Formel 1 2017: Toro Rosso rückt Red Bull Racing näher

Von Vanessa Georgoulas
Formel 1
Toro Rosso-Teamchef Franz Tost zusammen mit seinen beiden Schützlingen Carlos Sainz und Daniil Kvyat

Toro Rosso-Teamchef Franz Tost zusammen mit seinen beiden Schützlingen Carlos Sainz und Daniil Kvyat

Das Toro Rosso-Team will 2017 wieder näher an das Schwesternteam Red Bull Racing heranrücken, wie Teamchef Franz Tost bestätigt. Die Red Bull-Nachwuchsschmiede ist im nächsten Jahr wieder mit Renault-Power unterwegs.

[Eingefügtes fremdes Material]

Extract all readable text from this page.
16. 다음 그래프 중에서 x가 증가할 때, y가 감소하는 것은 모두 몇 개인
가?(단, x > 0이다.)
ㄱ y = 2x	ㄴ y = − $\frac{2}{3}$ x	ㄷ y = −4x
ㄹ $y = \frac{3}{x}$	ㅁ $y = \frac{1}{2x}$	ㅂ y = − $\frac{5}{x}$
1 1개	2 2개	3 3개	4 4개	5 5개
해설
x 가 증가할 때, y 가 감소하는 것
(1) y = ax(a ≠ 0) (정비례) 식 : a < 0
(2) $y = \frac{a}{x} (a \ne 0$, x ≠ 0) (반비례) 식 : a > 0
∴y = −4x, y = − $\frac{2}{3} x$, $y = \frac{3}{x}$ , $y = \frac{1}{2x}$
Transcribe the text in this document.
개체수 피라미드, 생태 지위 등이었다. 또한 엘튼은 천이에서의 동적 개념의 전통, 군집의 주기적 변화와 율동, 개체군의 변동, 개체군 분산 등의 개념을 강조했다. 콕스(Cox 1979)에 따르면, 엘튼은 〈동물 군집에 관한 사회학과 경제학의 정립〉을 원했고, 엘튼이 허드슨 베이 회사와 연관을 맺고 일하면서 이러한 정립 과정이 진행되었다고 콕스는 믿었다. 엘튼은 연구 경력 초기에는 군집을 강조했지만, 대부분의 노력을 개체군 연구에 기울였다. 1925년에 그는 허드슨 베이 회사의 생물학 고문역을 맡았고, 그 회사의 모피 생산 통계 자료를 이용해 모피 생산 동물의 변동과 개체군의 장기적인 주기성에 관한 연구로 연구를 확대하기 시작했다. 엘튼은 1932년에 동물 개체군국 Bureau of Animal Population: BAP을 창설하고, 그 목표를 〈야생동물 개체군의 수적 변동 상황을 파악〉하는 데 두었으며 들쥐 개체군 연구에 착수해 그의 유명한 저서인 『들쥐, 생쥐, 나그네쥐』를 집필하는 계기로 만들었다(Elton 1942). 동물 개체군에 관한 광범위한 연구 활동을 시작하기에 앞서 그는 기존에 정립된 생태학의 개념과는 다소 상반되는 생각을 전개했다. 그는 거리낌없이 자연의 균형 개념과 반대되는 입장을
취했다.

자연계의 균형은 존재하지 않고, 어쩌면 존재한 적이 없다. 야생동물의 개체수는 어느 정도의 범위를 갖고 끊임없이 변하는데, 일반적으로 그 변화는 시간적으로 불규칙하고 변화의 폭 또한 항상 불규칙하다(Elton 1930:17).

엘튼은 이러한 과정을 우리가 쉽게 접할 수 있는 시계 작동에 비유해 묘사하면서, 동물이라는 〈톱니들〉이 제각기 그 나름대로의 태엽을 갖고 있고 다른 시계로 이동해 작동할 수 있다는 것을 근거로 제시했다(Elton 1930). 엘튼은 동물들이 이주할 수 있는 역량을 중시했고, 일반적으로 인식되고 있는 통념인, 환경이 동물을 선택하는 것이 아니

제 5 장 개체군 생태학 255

In den letzten Jahren musste sich das Toro Rosso-Team emanzipieren. Der Red Bull-Nachwuchsrennstall, der zu Beginn mit einem sehr ähnlichen Auto wie das Schwesternteam Red Bull Racing ausrückte, musste sich den verschärften Kundenteam-Regeln beugen und ein eigenes Auto bauen.

Doch mit der Rückkehr zu den Renault-Antriebseinheiten und angesichts der engen Kooperation zwischen Formel-1-Neueinsteiger Haas F1 und Gegner Ferrari wollen die Verantwortlichen in Faenza wieder näher an Red Bull Racing heranrücken und die Vorteile einer engen Zusammenarbeit nutzen.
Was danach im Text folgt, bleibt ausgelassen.